Ocarina of Time relies heavily on your intuition and curiosity, two qualities that I personally feel have atrophied over the past decade as games have become increasingly terrified to let you work anything out for yourself. Ocarina needs you to ask questions of the world around you - What's over there? Why is this chicken here? What does this symbol mean? How do I get up there? - if you want to progress at all, let alone find all its secrets.
It's a wonderful thing, but as a result it's relatively easy to get lost or stuck, even if you've played it before. The modern answer to this is the inclusion of Shiekah Stones, giant Gossip Stones that appear in the Temple of Time and other start points. (There's still no autosave; turn the game off and you'll resume at the start of whichever dungeon you're exploring, in little Link's treehouse, or in the Temple. Instead of saving and quitting, it's much more convenient to close the 3DS lid.)
These offer video clips that show you where to go next, or illustrate the answers to tricky puzzles, usually stopping short of simply showing you the solution. It's an elegant way to offer help without forcing it down your throat, cutting out unnecessary hours of exploration. But often, getting lost is a pleasure in itself.
That's another thing that has been largely forgotten since Ocarina of Time first came out: the joy of traversal. If you want to go somewhere in Ocarina's Hyrule, you have to walk there on your own two feet or ride there with Epona as the sun rises and sets, with no fast-travel, no helpful narrative segue that conveniently deposits you exactly where you need to be. You're supposed to wonder, and to wander. You're invariably rewarded for it.
This lack of intrusion from cut-scenes and incessant objective-marking is what makes Hyrule feel like a place. That sense of immersion is even more striking now than it was in 1998, and the 3D effect certainly adds to it - with all the advancements that we've made, there are still so few games that really feel like worlds.
Playing the whole game through again, there's no one moment that defines Ocarina of Time. There are too many: playing ocarina songs to frogs outside Zora's Domain; Link's expression as he wonders at his suddenly adult body after pulling the Master Sword from the stone; those first steps into the catastrophically changed Hyrule; dancing with Gorons, jumping the fence with Epona, the underground cow, exploring beneath Kakariko Village's graveyard, the entirety of the Spirit Temple.
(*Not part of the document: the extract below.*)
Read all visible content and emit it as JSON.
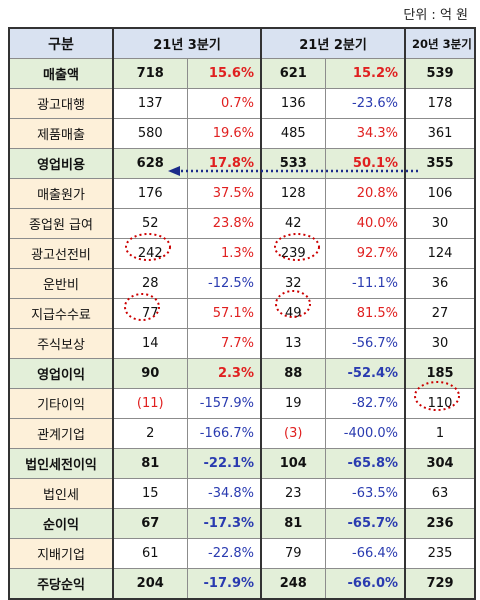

If you've played it before, there are so many of these moments that you'll have forgotten, and seeing them like this is a wonderful and really quite emotional experience. It's the realisation of a long-held dream. If you haven't – well, I'm deeply envious.
Great art means different things to you at different points in your life. Ocarina of Time means something different to me now than it did 13 years ago. But the fact that it still has so much meaning is an affirmation of something I've long suspected: that this game is one of the greatest things that video games have ever achieved.